The Thomas B. Fordham Institute today announced two new vice presidents to lead its education-reform efforts in Ohio. Chad Aldis will join the Fordham Institute as vice president for Ohio policy and advocacy and Kathryn Mullen-Upton has been promoted to vice president for sponsorship and Dayton initiatives. Terry Ryan, Fordham’s current vice president for Ohio programs and policy, will be leaving Fordham to serve as the President of the Idaho Charter School Network.
Aldis, a longtime advocate for Ohio education reform, most recently served as a program officer in the Systemic K-12 Education Reform Focus Area for the Walton Family Foundation. Prior to joining Walton, he served as the executive director of School Choice Ohio and was the Ohio state director for StudentsFirst. Aldis will join Fordham in October and lead school-reform initiatives throughout Ohio.
Mullen-Upton has been Fordham’s director of sponsorship since 2005, where she is responsible for the management and oversight of Fordham’s charter-school-authorizing operations. Effective immediately, Mullen-Upton has been promoted to vice president for sponsorship and Dayton initiatives, where she will expand Fordham’s charter sponsorship operations and advance education-reform efforts in Fordham’s home town.
“Terry Ryan is unique and therefore cannot be ‘replaced,’” said Fordham President Chester E. Finn, Jr. “Ohio and Fordham—and the education-reform cause more broadly—have benefited hugely from his labors these past dozen years. We will miss him and wish him the very best in Idaho.”

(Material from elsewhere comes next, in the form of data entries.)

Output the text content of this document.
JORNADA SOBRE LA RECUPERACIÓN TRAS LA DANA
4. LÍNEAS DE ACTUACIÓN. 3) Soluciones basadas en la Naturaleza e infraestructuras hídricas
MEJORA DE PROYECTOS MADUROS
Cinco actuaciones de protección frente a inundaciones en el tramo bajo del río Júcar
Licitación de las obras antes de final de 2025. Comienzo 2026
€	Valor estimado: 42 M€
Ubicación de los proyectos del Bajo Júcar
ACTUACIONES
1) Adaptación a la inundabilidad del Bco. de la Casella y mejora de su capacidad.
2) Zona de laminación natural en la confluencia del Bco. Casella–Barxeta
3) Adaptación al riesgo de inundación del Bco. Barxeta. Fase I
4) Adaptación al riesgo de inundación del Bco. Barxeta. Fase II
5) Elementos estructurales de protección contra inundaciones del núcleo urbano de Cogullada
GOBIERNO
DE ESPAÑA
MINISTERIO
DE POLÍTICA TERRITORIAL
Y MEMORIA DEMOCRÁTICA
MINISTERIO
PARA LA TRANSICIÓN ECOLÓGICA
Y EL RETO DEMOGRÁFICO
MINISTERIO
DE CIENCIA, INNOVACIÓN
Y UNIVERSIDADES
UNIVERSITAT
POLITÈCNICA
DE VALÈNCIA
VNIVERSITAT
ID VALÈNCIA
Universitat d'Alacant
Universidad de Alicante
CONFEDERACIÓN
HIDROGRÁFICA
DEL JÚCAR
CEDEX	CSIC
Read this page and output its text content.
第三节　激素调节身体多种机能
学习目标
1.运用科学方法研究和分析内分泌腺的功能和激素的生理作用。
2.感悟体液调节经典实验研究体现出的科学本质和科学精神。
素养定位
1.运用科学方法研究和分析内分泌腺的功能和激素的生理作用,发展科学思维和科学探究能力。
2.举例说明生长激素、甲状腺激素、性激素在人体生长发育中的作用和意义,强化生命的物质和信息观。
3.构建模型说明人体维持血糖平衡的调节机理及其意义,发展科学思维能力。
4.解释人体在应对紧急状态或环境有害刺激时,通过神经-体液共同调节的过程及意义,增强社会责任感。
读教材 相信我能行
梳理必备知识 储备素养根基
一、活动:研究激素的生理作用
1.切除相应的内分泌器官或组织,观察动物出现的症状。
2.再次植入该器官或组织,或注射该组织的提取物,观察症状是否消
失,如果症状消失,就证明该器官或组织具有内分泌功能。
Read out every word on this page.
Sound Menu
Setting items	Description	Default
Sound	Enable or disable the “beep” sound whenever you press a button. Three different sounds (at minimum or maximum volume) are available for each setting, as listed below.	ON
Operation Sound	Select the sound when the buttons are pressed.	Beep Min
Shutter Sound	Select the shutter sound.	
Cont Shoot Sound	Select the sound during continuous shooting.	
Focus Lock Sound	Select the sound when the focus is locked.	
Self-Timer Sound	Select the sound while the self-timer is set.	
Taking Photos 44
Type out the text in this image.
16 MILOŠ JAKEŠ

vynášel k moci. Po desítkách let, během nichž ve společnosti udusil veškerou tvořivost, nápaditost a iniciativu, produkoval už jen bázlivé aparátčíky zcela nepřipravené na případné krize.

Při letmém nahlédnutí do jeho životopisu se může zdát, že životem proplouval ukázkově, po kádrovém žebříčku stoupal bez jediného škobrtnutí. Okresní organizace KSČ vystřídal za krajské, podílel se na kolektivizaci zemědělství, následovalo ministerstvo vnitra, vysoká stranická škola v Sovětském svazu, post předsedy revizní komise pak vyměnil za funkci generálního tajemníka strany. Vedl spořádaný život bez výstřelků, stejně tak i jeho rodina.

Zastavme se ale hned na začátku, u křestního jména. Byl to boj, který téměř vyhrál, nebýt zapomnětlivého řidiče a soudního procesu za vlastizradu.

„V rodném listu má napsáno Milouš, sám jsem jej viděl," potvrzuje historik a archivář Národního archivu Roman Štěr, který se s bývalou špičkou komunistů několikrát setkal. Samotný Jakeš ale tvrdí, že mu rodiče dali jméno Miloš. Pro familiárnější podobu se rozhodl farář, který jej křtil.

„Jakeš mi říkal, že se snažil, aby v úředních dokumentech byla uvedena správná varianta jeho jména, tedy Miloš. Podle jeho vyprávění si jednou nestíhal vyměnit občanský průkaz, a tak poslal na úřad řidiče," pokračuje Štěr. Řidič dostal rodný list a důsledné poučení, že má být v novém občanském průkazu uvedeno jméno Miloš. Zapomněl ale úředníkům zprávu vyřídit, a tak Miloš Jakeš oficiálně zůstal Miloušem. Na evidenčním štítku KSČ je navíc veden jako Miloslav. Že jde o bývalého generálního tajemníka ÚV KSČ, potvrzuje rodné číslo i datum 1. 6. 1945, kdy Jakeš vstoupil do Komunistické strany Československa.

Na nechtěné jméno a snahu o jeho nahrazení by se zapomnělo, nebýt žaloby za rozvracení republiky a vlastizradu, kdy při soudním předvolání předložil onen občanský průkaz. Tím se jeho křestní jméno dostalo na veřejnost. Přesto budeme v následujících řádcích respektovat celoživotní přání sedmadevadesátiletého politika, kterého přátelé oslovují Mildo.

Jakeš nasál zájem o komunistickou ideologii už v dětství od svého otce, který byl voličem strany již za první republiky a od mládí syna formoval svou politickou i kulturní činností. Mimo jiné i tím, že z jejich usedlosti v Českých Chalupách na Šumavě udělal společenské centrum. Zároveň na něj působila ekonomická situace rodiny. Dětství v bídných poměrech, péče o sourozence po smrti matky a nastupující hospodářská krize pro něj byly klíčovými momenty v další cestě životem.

“Terry can, however, be ‘succeeded,’ and in Chad Aldis and Kathryn Mullen-Upton, we have been fortunate to find the best imaginable successors and Ohio-based ed-reform champions and leaders for Fordham. Chad brings outstanding and diverse experience to these challenges, deep familiarity with the Buckeye state, with school choice, and with other key issues. As our new vice president for Ohio policy and advocacy, he will lead Fordham's ongoing effort to improve the education of children who need it most in our home state. Kathryn, meanwhile, has turned our sponsorship operation into one of the very best in the country. We are enthusiastic for her to play a new leadership role in promoting reform in the Gem City.”